Originally Posted by claluja
Any chance you (OP) used any farm fuel or off road fuel? Think lead may still be allowed in certain fuels like that, but not sure.


No. Only possibility is the quickie lube place(s) slipped some additive in while I wasn't looking, but I consider that very unlikely. Very straightforward usage and maintenance. My oil changes were 5000-7100 mi intervals, this last one was 6150 mi. 1st 3 were Motorcraft blend, then Pennzoil Ultra Plat (5qt of 2017 pureplus version, 6th qt regular Platinum), then all Pennzoil Plat this last time (possibly 5 qt of D1G2, and 6th qt 2017 version). All these were 5w30. NEVER any additives.

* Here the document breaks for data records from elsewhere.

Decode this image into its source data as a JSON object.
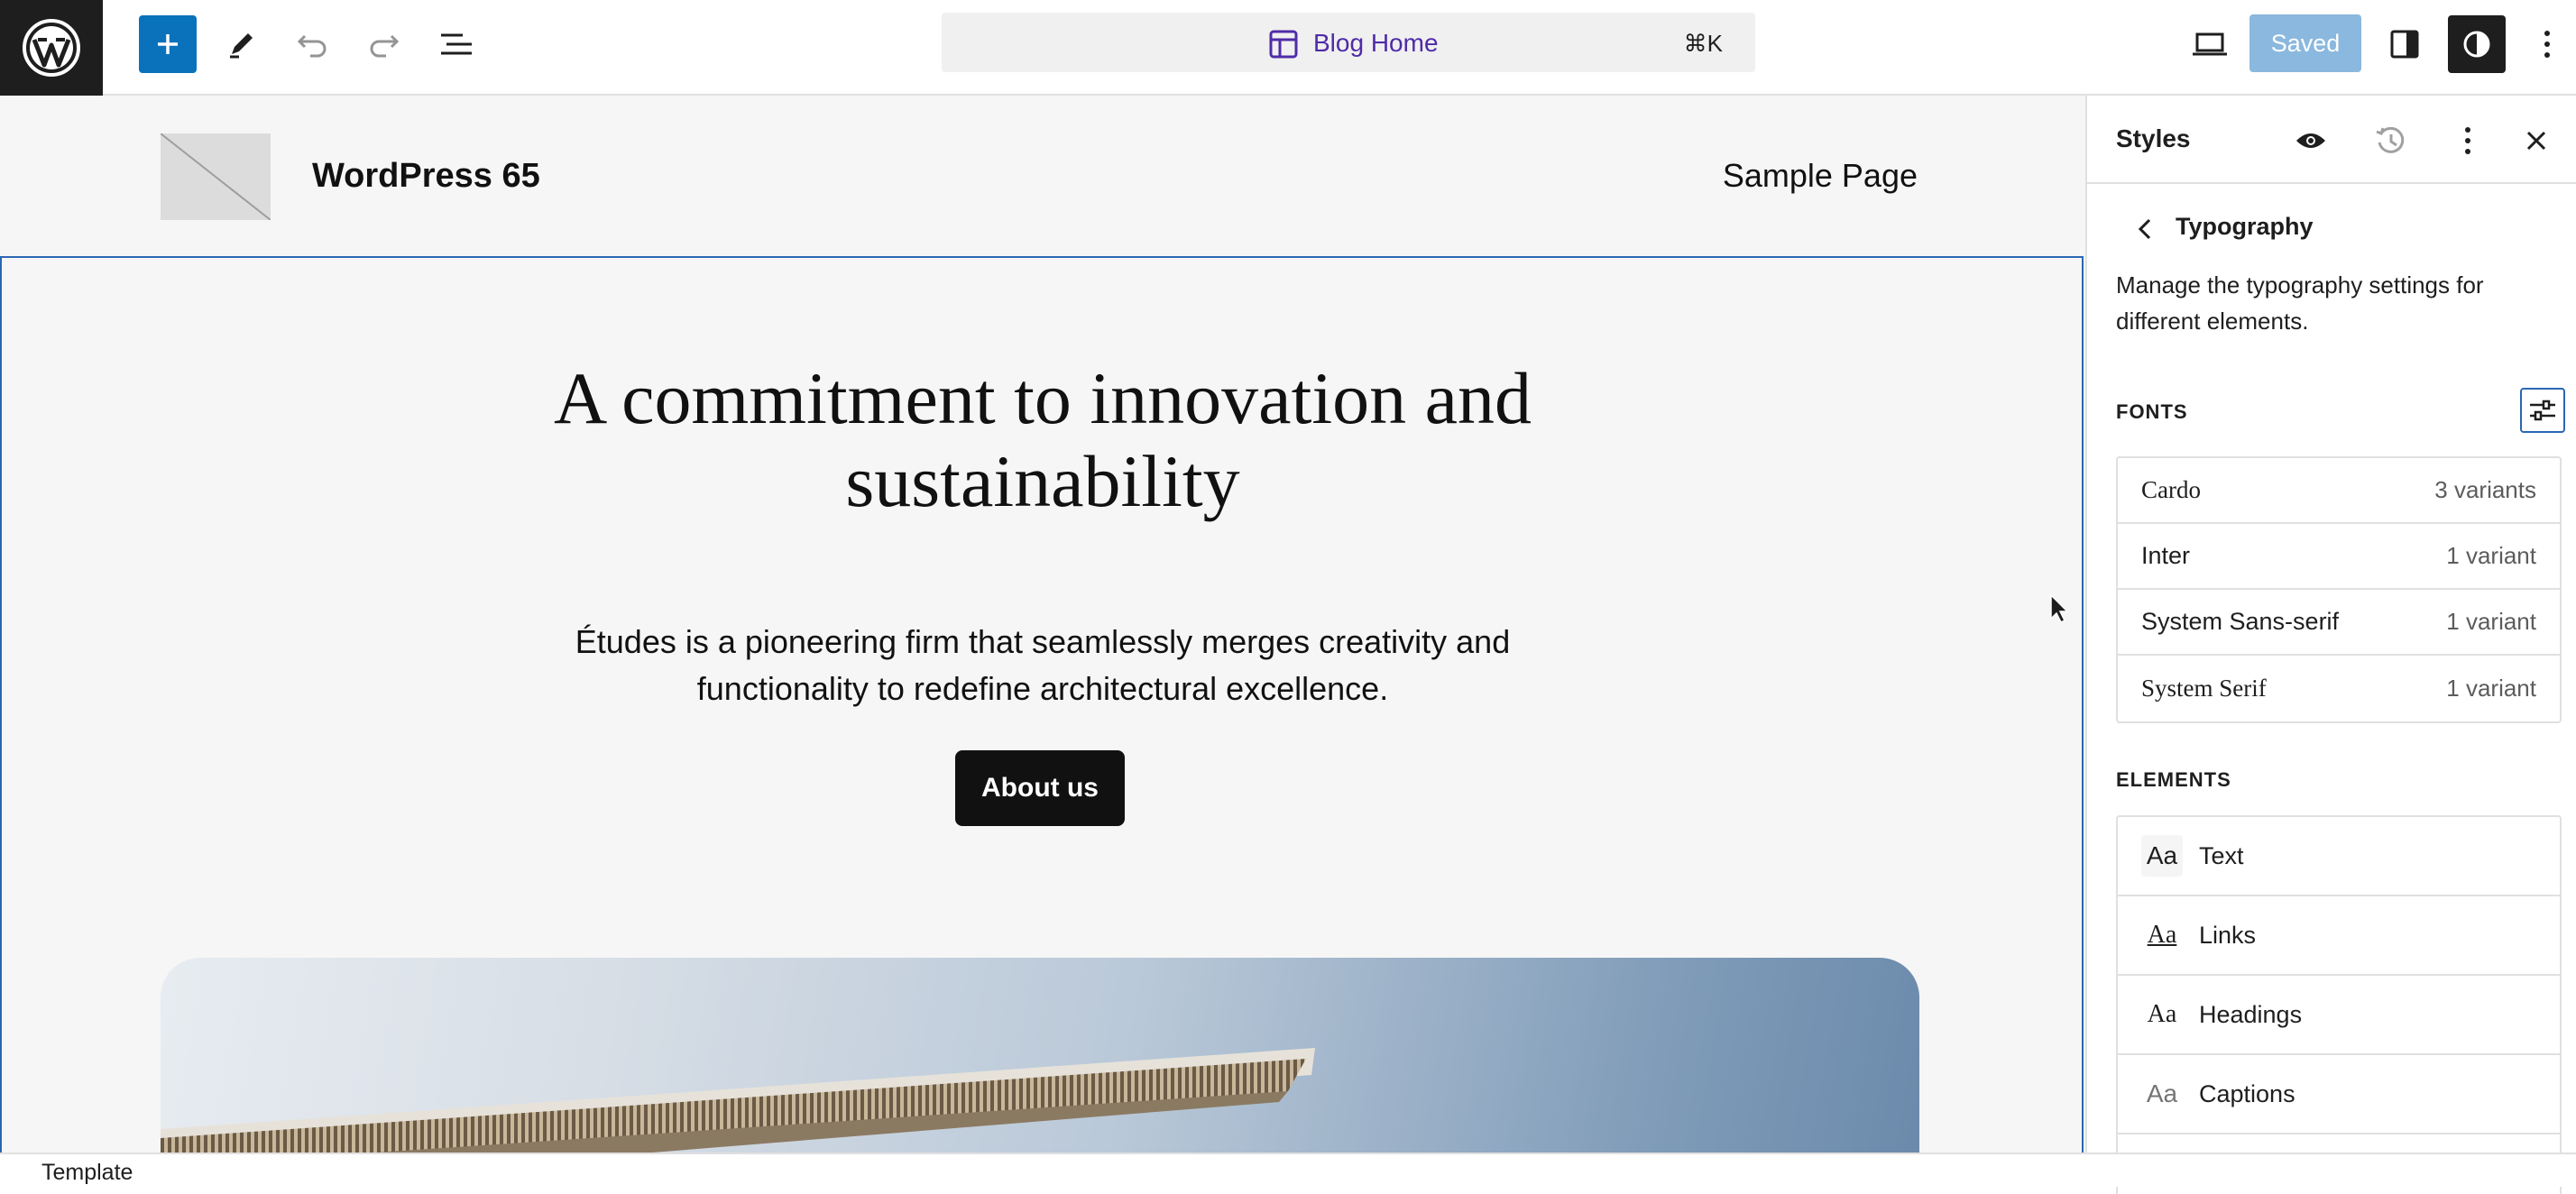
{
  "toolbar": {
    "document_title": "Blog Home",
    "shortcut": "⌘K",
    "saved_label": "Saved"
  },
  "site": {
    "title": "WordPress 65",
    "nav": [
      "Sample Page"
    ]
  },
  "hero": {
    "heading": "A commitment to innovation and sustainability",
    "text": "Études is a pioneering firm that seamlessly merges creativity and functionality to redefine architectural excellence.",
    "button": "About us"
  },
  "panel": {
    "title": "Styles",
    "section": "Typography",
    "description": "Manage the typography settings for different elements.",
    "fonts_label": "FONTS",
    "fonts": [
      {
        "name": "Cardo",
        "variants": "3 variants"
      },
      {
        "name": "Inter",
        "variants": "1 variant"
      },
      {
        "name": "System Sans-serif",
        "variants": "1 variant"
      },
      {
        "name": "System Serif",
        "variants": "1 variant"
      }
    ],
    "elements_label": "ELEMENTS",
    "elements": [
      {
        "aa": "Aa",
        "label": "Text"
      },
      {
        "aa": "Aa",
        "label": "Links"
      },
      {
        "aa": "Aa",
        "label": "Headings"
      },
      {
        "aa": "Aa",
        "label": "Captions"
      }
    ]
  },
  "footer": {
    "breadcrumb": "Template"
  },
  "colors": {
    "accent": "#0a72bb",
    "doc_title": "#4f2ba8",
    "focus": "#2a67b3"
  }
}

Gas? Well, mostly 87 regular, but in mountains, I tried to alternate 86 octane-88 octane, in other words, used mid-grade every other time, not draining tank completely before refill, to keep the average closer to 87. Admittedly, this was imprecise. No extra-sketchy gas stations that I recall. I will say that going from Texas regular (currently under $2) to mountain-state pricing, and then bumping to mid-grade grizzled me, especially since I used a lot of gas this year (14k miles since June). There were several days in there with 700+ "non-stop" miles, and lots of elevation change. No towing. No noticeable misbehavior by the motor. I used the manual shifting buttons and tow-haul (to keep from lugging the motor as much as possible) when doing steep roads...some forest service roads. Generally, not heavy-footed driving.
 
Originally Posted by Artem
Originally Posted by advocate
The ecoboost gets away with running 87 octane by injecting extra fuel to cool the combustion process. Otherwise it would not like it and would die an early death. Take a look at the black soot on your tailpipes. These run really rich. The stock tune will adjust for the fuel that's in the tank. Run premium 91+ octane fuels and you will likely see less fuel dilution.

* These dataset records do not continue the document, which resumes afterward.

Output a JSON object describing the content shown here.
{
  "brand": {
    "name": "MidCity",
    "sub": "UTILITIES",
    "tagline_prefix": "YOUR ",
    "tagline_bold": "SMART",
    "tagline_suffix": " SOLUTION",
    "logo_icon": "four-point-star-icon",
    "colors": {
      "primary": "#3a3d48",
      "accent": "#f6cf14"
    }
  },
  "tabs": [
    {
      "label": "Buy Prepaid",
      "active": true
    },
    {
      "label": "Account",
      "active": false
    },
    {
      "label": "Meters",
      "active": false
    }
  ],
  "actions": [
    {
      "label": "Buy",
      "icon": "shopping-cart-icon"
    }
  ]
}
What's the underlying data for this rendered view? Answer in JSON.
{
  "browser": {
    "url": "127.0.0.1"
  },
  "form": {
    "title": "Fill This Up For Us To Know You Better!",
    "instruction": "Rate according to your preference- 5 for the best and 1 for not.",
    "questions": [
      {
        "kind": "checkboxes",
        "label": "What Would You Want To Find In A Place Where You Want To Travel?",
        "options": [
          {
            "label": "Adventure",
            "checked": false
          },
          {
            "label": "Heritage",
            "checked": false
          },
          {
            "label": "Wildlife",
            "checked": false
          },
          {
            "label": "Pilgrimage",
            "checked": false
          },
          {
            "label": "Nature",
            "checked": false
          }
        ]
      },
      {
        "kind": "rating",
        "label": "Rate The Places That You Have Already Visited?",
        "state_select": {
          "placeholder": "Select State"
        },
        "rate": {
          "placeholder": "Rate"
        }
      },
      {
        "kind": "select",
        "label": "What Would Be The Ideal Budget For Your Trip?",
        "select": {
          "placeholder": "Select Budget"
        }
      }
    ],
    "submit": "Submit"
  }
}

This guy here speaks the truth. I run premium in my Mazda 3, which comes rated for 87 regular. I have zero fuel dilution. Others post some fuel in their sample who run regular, so it seems to agree with real world experiment, at least in my case.

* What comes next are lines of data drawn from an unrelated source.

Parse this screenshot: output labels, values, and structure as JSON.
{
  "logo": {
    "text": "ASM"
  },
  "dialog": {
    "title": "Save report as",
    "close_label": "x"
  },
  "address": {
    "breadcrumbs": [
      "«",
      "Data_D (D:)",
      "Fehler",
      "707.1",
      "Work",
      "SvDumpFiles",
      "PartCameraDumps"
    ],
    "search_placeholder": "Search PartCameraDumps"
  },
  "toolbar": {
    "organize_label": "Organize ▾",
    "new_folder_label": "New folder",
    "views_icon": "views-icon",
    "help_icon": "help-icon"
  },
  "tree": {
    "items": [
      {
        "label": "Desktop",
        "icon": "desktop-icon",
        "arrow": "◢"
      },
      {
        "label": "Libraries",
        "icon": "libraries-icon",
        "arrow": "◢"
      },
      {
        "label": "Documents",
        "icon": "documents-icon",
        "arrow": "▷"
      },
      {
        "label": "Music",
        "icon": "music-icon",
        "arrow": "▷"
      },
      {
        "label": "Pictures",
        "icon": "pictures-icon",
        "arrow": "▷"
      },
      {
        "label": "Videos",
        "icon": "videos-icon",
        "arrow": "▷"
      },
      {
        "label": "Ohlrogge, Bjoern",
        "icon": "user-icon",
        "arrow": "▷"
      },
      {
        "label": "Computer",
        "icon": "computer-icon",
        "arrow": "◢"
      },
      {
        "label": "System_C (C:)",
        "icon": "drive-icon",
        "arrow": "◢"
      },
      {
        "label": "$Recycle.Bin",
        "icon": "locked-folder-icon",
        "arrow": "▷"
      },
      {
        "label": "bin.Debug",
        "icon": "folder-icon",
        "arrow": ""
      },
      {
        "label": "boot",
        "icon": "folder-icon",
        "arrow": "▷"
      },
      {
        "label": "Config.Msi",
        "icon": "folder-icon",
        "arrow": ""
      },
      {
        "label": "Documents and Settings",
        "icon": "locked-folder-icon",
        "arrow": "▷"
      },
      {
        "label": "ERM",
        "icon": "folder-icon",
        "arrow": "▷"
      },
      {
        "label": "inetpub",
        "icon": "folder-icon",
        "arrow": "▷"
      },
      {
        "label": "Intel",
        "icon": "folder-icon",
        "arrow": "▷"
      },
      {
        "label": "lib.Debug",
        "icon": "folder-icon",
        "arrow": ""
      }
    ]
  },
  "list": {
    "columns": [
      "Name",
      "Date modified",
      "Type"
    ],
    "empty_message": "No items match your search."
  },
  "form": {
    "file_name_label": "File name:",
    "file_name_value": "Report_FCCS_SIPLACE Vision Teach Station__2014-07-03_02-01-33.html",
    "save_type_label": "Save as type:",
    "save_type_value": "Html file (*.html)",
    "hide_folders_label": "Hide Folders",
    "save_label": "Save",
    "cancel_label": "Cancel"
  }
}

It does make sense from a mechanical stand point as well.

Mid grade doesn't do much. It's not even mid grade in most of the country. On the east coast it's: 87, 89, 93. Seems they are ripping us off with the "mid octane" LOL.

Go full blast premium for one OCI. It's the cheapest diagnostic / experiment you can do, since pulling the injectors and sending them off or replacing perfectly good fuel pumps is a pain and expensive and won't change jack.

Premium fuel for 6,000 miles is cheap in comparison and you'll benefit from extra engine performance at the same time. It's a win win.

There's a reason why many manufacturers recently pushed for higher quality gas in the US. They can't improve upon 87 octane. We have reached the limit. Dosing the engine with extra fuel to cool the combustion in an effort to allow the consumer to run regular gas is RIDICULOUS. The consumer ends up dealing with fuel in the oil as the result.



What is the evidence to back this theory of using higher octane will offset the need for fuel dilution. There are plenty of examples of were consumers will buy an engine were higher octane is recommended. Chrysler HEMI is a example.
 
Originally Posted by dblshock
Run D1G2 low SASP CAFE oil at your own peril...I'd sample a run of Ultra 10W30 full SN assuming no starts below 0F.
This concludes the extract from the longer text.